Accord de la Cenco: Kabila entame les consultations aujourd’hui

L’ouverture de la culture du dialogue prônée par Joseph Kabila depuis son accession à la Magistrature Suprême en 2001, fera école et restera inscrite dans les annales comme une jurisprudence qui traversera les âges. Joseph Kabila ne s’est jamais empêché, lorsque les besoins et les circonstances l’exigent, d’appeler le peuple à se mettre sur une même table, afin de résoudre les différends. Ainsi, le communiqué de la Présidence de la République portant la signature du Chef adjoint du cabinet du Chef de l’Etat stipule que la CENCO a confirmé à Joseph Kabila, la fin de sa mission de bons offices lui confiée à Kingakati en date du 29 octobre 2016 et reconduite à Kinshasa le 05 décembre de la même année.

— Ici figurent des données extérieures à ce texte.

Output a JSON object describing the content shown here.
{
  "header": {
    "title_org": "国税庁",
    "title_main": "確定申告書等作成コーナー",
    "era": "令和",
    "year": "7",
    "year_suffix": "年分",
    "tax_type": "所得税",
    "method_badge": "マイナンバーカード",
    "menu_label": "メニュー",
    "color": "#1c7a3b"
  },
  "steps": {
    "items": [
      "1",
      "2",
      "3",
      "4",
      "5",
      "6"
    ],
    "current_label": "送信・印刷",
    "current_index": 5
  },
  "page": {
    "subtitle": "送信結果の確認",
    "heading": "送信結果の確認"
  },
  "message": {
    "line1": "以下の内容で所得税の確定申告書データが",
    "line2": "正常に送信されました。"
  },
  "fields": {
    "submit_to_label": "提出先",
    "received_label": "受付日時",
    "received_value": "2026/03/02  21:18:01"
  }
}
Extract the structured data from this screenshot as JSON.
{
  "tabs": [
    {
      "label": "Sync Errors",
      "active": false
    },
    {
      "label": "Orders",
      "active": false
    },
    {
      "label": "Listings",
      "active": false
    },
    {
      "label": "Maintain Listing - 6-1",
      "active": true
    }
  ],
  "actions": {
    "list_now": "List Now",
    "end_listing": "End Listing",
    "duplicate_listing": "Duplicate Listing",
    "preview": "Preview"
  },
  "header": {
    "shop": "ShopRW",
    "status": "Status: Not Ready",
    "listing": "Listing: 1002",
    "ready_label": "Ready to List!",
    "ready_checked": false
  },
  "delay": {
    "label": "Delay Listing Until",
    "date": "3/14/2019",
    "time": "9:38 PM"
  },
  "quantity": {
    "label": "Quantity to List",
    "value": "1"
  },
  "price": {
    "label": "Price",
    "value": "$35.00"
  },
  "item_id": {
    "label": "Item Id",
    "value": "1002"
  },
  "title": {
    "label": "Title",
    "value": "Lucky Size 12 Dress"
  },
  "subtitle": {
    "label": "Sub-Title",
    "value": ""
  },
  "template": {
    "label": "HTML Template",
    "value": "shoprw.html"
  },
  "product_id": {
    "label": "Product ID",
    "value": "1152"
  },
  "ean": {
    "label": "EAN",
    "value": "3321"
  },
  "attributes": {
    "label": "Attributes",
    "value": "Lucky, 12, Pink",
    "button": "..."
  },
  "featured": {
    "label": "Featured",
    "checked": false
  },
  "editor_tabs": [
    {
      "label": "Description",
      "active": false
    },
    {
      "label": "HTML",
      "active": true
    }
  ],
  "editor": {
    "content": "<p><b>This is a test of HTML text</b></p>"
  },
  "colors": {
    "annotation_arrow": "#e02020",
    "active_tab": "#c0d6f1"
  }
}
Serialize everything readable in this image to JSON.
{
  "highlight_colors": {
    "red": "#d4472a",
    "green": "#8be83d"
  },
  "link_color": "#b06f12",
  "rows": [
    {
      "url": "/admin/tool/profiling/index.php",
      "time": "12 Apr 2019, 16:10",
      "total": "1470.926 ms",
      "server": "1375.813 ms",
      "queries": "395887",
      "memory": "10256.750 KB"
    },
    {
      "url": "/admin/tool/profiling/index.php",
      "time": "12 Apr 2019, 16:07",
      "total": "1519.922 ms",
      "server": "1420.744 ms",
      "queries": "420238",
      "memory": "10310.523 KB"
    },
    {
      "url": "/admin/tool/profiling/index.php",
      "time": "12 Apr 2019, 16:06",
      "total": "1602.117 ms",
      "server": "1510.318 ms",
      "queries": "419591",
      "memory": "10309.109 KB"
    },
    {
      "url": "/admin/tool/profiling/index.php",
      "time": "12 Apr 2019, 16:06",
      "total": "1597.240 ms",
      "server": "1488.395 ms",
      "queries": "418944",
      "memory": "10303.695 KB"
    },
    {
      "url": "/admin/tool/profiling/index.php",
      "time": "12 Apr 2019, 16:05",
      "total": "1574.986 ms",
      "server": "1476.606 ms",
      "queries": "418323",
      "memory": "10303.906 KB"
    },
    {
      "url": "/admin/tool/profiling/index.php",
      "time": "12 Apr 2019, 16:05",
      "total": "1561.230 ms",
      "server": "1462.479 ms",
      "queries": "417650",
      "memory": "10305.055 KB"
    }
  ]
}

Garant de la Nation, Joseph Kabila Kabange, Président de la République n’a trouvé mieux que de reprendre du service pour réconcilier les Congolais et les emmener comme en 2006, puis 2011, aux élections crédibles, transparentes et apaisées organisées dans un climat de paix, de fraternité et de confiance mutuelle. C’est dans cette optique, et à la suite du rapport final des négociations politiques du Centre Interdiocésain fait par les évêques de la CENCO au chef de l’Etat en date du 28 mars dernier, que le président de la République, Joseph Kabila Kabange reçoit en audience, ces lundi et mardi 3 et 4 avril 2017, peu avant son adresse devant les deux chambres parlementaires réunies en congrès, différents groupes de la classe politique et sociale concernés, en vue de baliser la voie à la mise en œuvre de l’Accord du 37 décembre 2016. C’est ce qu’indique un communiqué du protocole d’Etat lu hier à la Radiotélévision Nationale (Rtnc).

A en croire la CENCO qui présentait son rapport au Chef de l’Etat, elle a retenu du Président de la République son engagement, considérant que 98% du travail fait est un acquis et que pour les 2% restants, il s’engageait à les obtenir dans un bref délai. Cette initiative du chef de l’Etat est la bienvenue, d’autant plus qu’elle était souhaitée par le Rassemblement aile Félix Tshisekedi, qui avait de ce fait boycotté les rencontres informelles organisées par la Majorité Présidentielle.

Soulignons que la non signature, le dimanche 27 mars 2017 à Kinshasa par les acteurs politiques et sociaux prenant part au dialogue politique piloté par les Evêques de la CENCO, de l’Arrangement particulier, un document additif qui devrait actionner la mise en œuvre de l’Accord dit de la Saint-Sylvestre, a suscité beaucoup d’interrogations, de scepticisme et même de la psychose au sein de l’opinion plurielle qui, vite, a tourné le regard vers le Chef de l’Etat Joseph Kabila Kabange, duquel, opposition et Majorité et communs de mortels attendent une solution idoine en qualité de Garant de la Nation afin d’éviter au pays une impasse aux lendemains incertains.

Les Evêques avaient reçu, du Chef de l’Etat la mission d’obtenir plus d’inclusivité autour de l’Accord conclu le 18 octobre 2016 à la cité de l’Union Africaine, sous la médiation de l’ancien Premier ministre Togolais Edem Kodjo, et se sont pendant plus de trois mois, mouillés la soutane, sans obtenir ce que les Congolais attendaient de ces pourparlers.

L’accord conclu nuitamment le 31 janvier 2016 sous la médiation des clergés, avait, pour les esprits avisés, déjà planté le décor de l’impasse d’autant qu’il (l’accord) n’avait pas pu, comme c’était le cas avec l’Accord de la Cité de l’Union africaine, vider toutes les questions qui fâchent, préférant à la place s’atteler aux principes.  Cette stratégie des princes Catholiques, bien qu’ayant permis aux uns et autres de passer la fête de fin d’année en toute quiétude, se montre aujourd’hui moins payante avec l’échec de la signature de l’Arrangement particulier, qui n’est, autrement, que l’échec d’une harassante médiation qui n’a que trop durée.